Uluslararası Finans Enstitüsü’nün ‘Küresel Borç Monitörü’ raporunda bir önceki yılın aynı çeyreğine göre 3,3 trilyon dolar artan borçlar 305,3 trilyon dolara yükseldi. En yüksek borçlanma oranı ise rekor bütçe açıkları açıklayan ABD ve Çin olarak kaydedildi. Küresel borç rekoru büyük ölçüde Çin ve ABD'den kaynaklanırken, sırasıyla 2,5 trilyon dolar ve 1,8 trilyon dolarlık borçlanmaları bulunuyor. Yüksek bütçe açıklarının temel riskini borçlarla ilişkilendiren Oxford Üniversitesi Ekonomi Bölümü Öğretim Üyesi Prof. Dr. Andrea Ferrero, ‘‘Ülkelerdeki risk borçların sürdürülemez hale gelmesidir’’ diyor.
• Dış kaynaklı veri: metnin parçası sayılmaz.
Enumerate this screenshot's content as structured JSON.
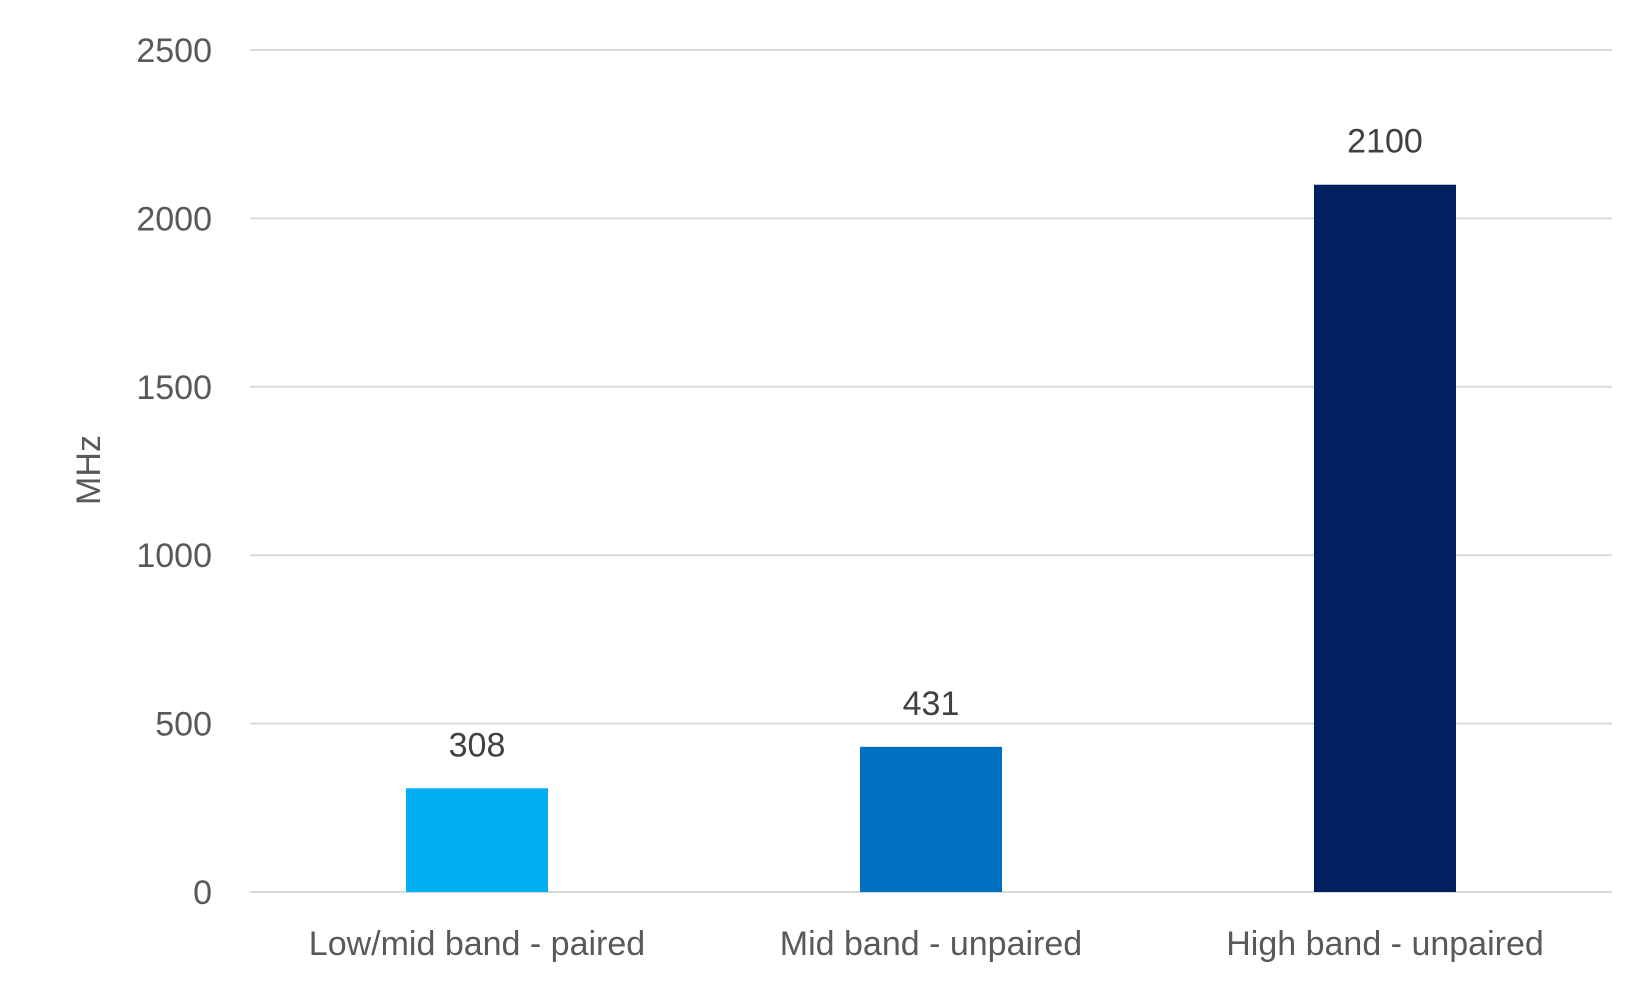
{
  "chart_data": {
    "type": "bar",
    "title": "",
    "xlabel": "",
    "ylabel": "MHz",
    "categories": [
      "Low/mid band - paired",
      "Mid band - unpaired",
      "High band - unpaired"
    ],
    "values": [
      308,
      431,
      2100
    ],
    "data_labels": [
      "308",
      "431",
      "2100"
    ],
    "bar_colors": [
      "#00b0f0",
      "#0070c0",
      "#002060"
    ],
    "ylim": [
      0,
      2500
    ],
    "yticks": [
      0,
      500,
      1000,
      1500,
      2000,
      2500
    ],
    "ytick_labels": [
      "0",
      "500",
      "1000",
      "1500",
      "2000",
      "2500"
    ],
    "grid": true,
    "legend": "none",
    "colors": {
      "gridline": "#d9d9d9",
      "axis_text": "#595959",
      "data_label_text": "#404040",
      "background": "#ffffff"
    }
  }
}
Bazı ülkelerin borçlarının milli gelire oranı(%),2021. GSYH yüzdesi

Finansal piyasa yatırımcıları tarafından da durumu değerlendiren Ferrero, bir ülkenin borcunu ödemek için gelecekte yeterli bütçe fazlası veremeyeceğine inanan bu yatırımcılarla, 2010 Avrupa borç krizinin kaçınılmaz olacağını belirtiyor. 2009 yılı sonunda birkaç Euro Bölgesi üyesinin borçlarını ödeyememesiyle ortaya çıkan bu kriz, bütçe dengesinin önemini ortaya koyuyor. Devletlerin daima borçlarını temerrüde düşürdüğünü söyleyen Ferrero, birçok ülkenin temerrüde düşmesinin borç krizinin tekrarını yaşatacağını düşünüyor. Bu yüzden en büyük riskin bu borçların sürdürülemez olması olduğunu vurguluyor.